Semplificazioni: il governo chiede la fiducia, ma c'è tensione con Pd e Pdl


La Camera si prepara a votare alla fiducia al decreto sulle Semplificazioni in un clima di tensione tra Governo e maggioranza. Il sì alla fiducia è scontato, ma il voto che inizierà oggi alle 12 si porterà dietro gli strascichi delle polemiche di ieri, a partire dalla rabbia del Pd per il ritiro delle 10mila stabilizzazioni dei precari della scuola, misura sostituita con una vaga "verifica triennale delle necessità di organico nella Pubblica istruzione". Un duro colpo per il Partito Democratico: "E' inaccettabile l'idea che l'organico per l'istruzione si decida in base al bilancio invece che in base alla popolazione scolastica", è stata la presa di posizione della responsabile scuola del partito, Francesca Puglisi.

Alla fine, grazie alla mediazione di Dario Franceschini, i malumori nel Pd, che aveva addirittura minacciato di non votare la fiducia, sono stati messi a tacere. Per la soddisfazione dell'ex ministro Gelmini, che nella sua riforma aveva puntato sulla riduzione del personale: "Credo si trattasse, prevalentemente, di una 'marchetta' del Pd al suo elettorato". Un compromesso però lo deve accettare anche la Gelmini e il Pdl, visto che salta il blocco alle assunzioni previsto dalla manovra di luglio: il loro numero potrà aumentare se dovesse crescere il numero degli studenti e le eventuali assunzioni saranno finanziate con le entrate del gioco.

Ma la Cgil non è per niente contenta di come si è sviluppata la vicenda e si prepara allo sciopero, affermando come "nulla sia cambiato.
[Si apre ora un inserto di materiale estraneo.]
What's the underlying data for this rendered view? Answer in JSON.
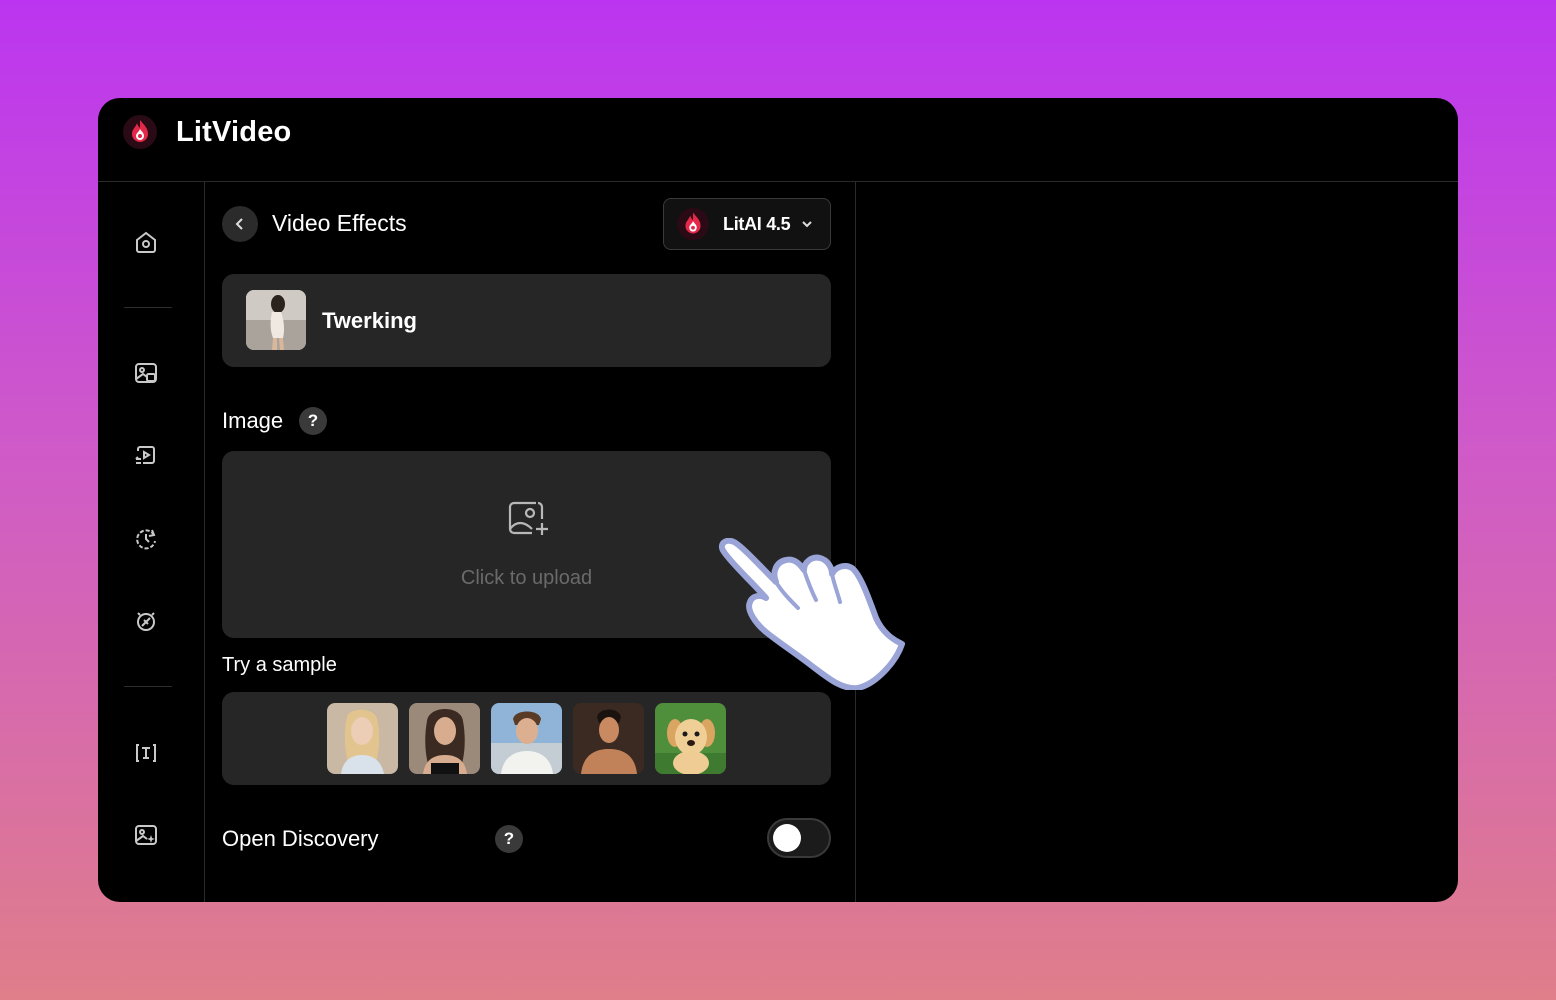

Il governo Monti è uguale al centro-destra che ha sostituito". Una rabbia comprensibile, viste le tante speranze che la norma sulle diecimila assunzioni aveva generato, e non soddisfa la motivazione con cui è stata giustificata questa scelta: il solito mantra del "i soldi non ci sono".

Tutti (s)contenti, quindi? Sembrerebbe di sì. E la tensione con il governo è salita fino quasi a raggiungere il punto di rottura quando il sottosegretario all'economia Paolillo ha minacciato di cancellare con un maxi-emendamento le modifiche sul fondo di riserva per gli imprevisti (calamità naturali) già approvate in commissione. Franceschini parla di "problema molto grave dal punto di vista istituzionale". Ma cos'è successo? Lo spiega Il Sole 24 Ore.

La modifica in questione, utilizzando il meccanismo del taglia-leggi, eliminerebbe il rifinanziamento automatico del fondo di riserva per gli imprevisti congegnato dal Governo Berlusconi un anno fa. La ratio l'ha spiegata il suo 'inventore', Massimo Vannucci (Pd): «Il fondo rimane intatto e nella disponibilità del Governo. L'abrogazione della norma si limita ad eliminare l'automatismo che prevede il reintegro dei fondi con l'aumento dell'accisa sulla benzina nel caso venisse utilizzato per scopi di calamità naturali». Alla fine su questo punto il testo delle commissioni è rimasto invariato, ma il Governo conta di intervenire nel passaggio al Senato.

Il Pd perde su scuola ma riesce almeno a portare a casa una piccolo vittoria, quindi. Ma se le misure su cui si è registrato lo scontro politico sono solo un paio, nel testo si trovano molte altre misure: pagamento delle multe via web, certificati in tempo reale (dal 1˚ gennaio 2014), cooperative di under 35 che potranno lanciare attività turistiche coi beni sequestrati alla mafia, cartella clinica elettronica, permessi per disabili da usare in tutta Italia.